The accident vascular encephalic (AVE) is one of pathologies more common and is the third mmajor cause of
mortality in third world countries. It is estimated that occur 20 million new cases in the world by year. The sequelae
left by this disease depends on the affected area and the size of injury. The more common changes are in motor,
sensory and speech dysfunctions and in urinary continence maintenance. Neurogenic bladder refers to dysfunction
of the urinary bladder due to disease of the central nervous system or peripheral nerves involved in the control
of micturition. The treatments available include medication and invasive techniques. This work was made with
the purpose of assess the effects, of external electrostimulation of the posterior tibial nerve in urinary continence
of patient with neurogenic bladder post-AVE through the observation of a patient treatment during two years.

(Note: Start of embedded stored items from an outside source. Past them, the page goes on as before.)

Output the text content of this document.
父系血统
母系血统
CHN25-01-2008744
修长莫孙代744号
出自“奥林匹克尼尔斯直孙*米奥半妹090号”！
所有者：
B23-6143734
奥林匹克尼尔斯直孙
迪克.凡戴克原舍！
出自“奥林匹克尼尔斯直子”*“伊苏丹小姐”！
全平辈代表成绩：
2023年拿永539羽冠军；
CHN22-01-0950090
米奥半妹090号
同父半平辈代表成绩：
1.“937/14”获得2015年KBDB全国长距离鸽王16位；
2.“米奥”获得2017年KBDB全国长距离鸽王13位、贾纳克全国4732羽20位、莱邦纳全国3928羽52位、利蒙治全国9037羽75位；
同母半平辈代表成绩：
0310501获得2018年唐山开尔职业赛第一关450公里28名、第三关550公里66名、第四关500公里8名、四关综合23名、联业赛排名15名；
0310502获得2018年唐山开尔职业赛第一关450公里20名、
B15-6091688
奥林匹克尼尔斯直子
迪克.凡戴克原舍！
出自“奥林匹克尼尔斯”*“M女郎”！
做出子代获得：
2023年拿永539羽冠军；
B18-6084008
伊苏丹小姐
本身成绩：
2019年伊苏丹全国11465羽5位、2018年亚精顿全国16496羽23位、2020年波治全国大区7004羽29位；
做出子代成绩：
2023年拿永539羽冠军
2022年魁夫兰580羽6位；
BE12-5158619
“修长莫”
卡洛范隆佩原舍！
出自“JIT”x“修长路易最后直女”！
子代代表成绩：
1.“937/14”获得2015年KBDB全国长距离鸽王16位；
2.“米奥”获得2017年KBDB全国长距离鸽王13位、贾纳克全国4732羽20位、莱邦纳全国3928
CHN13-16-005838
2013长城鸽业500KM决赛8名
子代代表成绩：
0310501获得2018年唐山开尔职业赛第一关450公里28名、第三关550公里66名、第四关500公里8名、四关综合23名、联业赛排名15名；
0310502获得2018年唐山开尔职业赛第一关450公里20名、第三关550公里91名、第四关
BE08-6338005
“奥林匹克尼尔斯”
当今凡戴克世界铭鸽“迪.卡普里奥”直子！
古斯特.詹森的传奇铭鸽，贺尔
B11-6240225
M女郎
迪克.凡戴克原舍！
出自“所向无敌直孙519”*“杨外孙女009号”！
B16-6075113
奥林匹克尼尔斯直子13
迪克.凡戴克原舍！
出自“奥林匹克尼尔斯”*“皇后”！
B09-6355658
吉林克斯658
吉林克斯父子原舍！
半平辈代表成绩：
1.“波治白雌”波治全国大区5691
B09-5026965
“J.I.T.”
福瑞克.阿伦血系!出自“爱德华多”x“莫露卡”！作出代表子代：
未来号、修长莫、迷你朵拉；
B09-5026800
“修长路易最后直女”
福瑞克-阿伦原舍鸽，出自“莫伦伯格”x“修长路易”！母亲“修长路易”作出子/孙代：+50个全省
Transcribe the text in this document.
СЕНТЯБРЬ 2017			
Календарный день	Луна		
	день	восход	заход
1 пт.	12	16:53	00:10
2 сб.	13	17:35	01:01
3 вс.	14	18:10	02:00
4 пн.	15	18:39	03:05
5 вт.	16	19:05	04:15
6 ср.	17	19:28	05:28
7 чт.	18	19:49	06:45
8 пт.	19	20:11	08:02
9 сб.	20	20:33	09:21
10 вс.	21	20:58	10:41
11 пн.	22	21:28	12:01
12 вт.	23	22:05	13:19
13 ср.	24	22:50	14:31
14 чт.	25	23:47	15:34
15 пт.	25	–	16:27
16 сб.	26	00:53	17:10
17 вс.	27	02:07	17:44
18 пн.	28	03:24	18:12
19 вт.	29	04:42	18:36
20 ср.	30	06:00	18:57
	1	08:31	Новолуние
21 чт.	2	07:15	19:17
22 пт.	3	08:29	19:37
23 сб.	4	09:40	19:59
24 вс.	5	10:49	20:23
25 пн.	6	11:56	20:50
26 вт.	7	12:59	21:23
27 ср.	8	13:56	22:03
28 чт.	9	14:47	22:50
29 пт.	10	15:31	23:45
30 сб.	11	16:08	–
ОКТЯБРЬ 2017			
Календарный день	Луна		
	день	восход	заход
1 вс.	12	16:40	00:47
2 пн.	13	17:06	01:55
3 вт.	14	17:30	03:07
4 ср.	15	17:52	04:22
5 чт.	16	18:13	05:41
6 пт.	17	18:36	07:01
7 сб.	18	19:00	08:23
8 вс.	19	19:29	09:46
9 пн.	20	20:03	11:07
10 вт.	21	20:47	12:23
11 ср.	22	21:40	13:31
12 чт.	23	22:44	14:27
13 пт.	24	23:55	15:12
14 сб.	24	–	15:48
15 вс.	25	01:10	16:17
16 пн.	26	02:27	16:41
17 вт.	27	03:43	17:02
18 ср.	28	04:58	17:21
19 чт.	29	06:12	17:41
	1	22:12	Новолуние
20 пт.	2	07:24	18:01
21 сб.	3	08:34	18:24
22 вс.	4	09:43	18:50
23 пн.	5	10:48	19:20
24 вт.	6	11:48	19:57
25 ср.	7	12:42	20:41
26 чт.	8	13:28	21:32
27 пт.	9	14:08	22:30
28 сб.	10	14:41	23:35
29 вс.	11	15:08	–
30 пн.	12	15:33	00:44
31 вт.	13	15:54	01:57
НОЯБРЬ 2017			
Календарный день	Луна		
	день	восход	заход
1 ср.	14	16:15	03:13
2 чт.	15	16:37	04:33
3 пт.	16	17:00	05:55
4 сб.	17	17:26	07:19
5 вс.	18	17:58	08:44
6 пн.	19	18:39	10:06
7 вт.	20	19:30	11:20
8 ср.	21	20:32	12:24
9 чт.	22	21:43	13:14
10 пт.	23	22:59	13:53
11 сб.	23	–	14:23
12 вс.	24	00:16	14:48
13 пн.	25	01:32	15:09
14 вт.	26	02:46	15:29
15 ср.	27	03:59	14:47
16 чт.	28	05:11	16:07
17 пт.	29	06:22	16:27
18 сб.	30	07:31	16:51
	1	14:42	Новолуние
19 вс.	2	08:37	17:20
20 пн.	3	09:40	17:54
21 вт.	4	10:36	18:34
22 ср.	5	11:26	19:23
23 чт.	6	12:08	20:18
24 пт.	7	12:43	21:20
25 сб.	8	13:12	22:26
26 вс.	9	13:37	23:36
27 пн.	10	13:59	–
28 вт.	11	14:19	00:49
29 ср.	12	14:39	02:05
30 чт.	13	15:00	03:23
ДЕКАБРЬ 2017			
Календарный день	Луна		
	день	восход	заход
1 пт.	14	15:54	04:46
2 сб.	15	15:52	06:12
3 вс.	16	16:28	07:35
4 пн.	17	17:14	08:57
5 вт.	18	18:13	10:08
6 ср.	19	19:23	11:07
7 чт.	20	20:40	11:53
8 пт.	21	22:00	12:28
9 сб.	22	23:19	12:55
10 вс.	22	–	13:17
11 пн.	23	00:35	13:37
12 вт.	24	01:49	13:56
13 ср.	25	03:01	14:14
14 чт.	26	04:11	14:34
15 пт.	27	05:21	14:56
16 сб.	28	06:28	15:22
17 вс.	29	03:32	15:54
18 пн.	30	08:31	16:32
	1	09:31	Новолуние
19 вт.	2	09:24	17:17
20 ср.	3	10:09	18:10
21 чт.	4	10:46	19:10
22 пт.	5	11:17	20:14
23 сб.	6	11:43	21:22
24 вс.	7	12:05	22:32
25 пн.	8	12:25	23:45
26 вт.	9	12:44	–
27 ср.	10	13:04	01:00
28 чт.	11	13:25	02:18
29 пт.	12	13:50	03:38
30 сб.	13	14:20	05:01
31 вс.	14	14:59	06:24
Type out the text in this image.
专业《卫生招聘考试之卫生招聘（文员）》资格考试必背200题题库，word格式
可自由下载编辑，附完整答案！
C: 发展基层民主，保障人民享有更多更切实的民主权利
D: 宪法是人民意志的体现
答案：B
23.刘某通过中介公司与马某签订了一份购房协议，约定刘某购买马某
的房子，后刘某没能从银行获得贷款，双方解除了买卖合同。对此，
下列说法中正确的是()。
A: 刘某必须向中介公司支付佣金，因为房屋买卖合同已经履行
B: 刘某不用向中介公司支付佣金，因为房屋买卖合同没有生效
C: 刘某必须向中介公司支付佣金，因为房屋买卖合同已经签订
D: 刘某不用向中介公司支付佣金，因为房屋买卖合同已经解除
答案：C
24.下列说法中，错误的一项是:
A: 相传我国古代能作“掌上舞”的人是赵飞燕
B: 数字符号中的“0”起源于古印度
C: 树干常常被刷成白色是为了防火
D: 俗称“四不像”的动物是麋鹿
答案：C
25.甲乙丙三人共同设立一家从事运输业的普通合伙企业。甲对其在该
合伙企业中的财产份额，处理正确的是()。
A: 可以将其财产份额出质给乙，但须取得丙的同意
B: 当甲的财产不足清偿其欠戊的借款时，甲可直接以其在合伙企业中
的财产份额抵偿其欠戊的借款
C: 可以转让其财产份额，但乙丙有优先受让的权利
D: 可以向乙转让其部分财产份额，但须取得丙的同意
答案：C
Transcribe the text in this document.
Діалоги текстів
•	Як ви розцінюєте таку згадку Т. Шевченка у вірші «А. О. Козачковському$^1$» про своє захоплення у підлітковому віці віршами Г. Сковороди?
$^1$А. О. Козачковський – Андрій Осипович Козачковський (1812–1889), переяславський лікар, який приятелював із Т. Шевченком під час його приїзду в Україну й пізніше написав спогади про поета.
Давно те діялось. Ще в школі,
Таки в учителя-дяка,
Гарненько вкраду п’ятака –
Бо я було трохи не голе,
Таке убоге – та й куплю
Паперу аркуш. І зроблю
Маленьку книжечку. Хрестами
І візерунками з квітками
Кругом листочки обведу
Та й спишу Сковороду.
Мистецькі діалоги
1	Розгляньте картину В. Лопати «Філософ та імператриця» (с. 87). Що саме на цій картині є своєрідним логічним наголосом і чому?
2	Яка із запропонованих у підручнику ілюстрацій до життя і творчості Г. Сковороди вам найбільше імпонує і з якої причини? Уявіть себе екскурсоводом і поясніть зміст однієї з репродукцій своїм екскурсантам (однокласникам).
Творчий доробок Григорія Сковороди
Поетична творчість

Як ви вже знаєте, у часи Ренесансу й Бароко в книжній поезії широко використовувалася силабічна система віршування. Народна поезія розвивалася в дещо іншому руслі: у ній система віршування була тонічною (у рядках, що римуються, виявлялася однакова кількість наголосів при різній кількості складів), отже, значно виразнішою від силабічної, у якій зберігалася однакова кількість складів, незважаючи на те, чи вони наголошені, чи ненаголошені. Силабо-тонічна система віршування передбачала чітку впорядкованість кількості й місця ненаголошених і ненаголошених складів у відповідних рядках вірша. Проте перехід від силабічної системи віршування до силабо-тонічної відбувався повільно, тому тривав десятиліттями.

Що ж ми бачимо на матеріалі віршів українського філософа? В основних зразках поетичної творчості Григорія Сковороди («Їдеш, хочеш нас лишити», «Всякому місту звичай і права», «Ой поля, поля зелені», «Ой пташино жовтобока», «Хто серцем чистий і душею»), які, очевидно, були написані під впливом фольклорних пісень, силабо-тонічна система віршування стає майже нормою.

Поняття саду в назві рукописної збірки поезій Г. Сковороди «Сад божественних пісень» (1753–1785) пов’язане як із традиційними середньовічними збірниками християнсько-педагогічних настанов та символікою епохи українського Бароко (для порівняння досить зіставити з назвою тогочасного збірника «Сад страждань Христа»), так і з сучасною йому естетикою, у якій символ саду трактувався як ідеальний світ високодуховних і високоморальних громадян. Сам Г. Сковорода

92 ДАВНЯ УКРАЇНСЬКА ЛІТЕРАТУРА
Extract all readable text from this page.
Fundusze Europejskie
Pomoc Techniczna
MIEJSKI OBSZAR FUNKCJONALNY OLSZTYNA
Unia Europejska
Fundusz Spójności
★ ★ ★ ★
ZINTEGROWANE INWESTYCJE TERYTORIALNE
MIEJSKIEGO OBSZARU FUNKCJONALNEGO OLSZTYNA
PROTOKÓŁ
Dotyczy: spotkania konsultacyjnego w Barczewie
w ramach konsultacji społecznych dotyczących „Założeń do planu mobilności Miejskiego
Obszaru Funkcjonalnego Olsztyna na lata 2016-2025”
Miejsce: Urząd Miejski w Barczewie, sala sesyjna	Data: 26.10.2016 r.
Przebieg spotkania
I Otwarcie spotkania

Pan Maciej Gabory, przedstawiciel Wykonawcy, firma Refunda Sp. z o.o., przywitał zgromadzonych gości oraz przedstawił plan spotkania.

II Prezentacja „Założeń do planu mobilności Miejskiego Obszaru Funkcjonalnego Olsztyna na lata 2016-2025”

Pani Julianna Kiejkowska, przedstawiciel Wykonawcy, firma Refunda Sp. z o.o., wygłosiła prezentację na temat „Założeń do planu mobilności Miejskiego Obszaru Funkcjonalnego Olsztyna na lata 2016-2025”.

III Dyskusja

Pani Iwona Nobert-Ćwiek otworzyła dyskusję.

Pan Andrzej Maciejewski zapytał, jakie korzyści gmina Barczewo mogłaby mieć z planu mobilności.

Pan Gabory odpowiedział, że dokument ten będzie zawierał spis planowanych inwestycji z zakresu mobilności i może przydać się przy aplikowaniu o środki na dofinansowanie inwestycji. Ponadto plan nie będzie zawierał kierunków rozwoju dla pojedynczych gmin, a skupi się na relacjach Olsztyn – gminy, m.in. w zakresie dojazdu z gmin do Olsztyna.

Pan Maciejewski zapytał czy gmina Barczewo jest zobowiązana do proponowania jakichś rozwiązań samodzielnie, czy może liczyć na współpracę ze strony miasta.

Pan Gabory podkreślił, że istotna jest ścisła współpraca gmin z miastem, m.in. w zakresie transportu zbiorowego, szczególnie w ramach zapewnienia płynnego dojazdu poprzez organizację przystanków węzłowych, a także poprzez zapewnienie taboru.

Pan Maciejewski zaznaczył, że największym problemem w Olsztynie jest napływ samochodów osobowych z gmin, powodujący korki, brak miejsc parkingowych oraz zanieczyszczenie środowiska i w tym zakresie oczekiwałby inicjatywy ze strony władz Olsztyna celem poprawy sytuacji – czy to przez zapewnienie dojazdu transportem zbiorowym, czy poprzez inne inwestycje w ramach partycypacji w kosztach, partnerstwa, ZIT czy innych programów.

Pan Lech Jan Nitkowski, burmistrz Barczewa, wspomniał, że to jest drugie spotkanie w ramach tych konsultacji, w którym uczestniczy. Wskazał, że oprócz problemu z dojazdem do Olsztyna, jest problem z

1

The treatment consist in the electrostimulation of the posterior tibial nerve, for 30 minutes, once a week, with a
frequency of 10 Hz and pulse width of 200 microseconds, with average intensity of 18 mA, kept below the motor
threshold, through a channel and two electrodes positioned – one, two centimeters above of the medial malleolus
and the second electrode positioned 10 centimeters above. It was observed that the diapers were changed with
less frequency and the patient started to manifest voiding desire and better vesicouretral control. Thus it is verified
that electrostimulation of the posterior tibial nerve may be considered as a noninvasive technique with satisfactory
results in treatment of the neurogenic bladder.
Key words
Urinary continence, Neurogenic bladder, Electrostimulation of the posterior tibial nerve.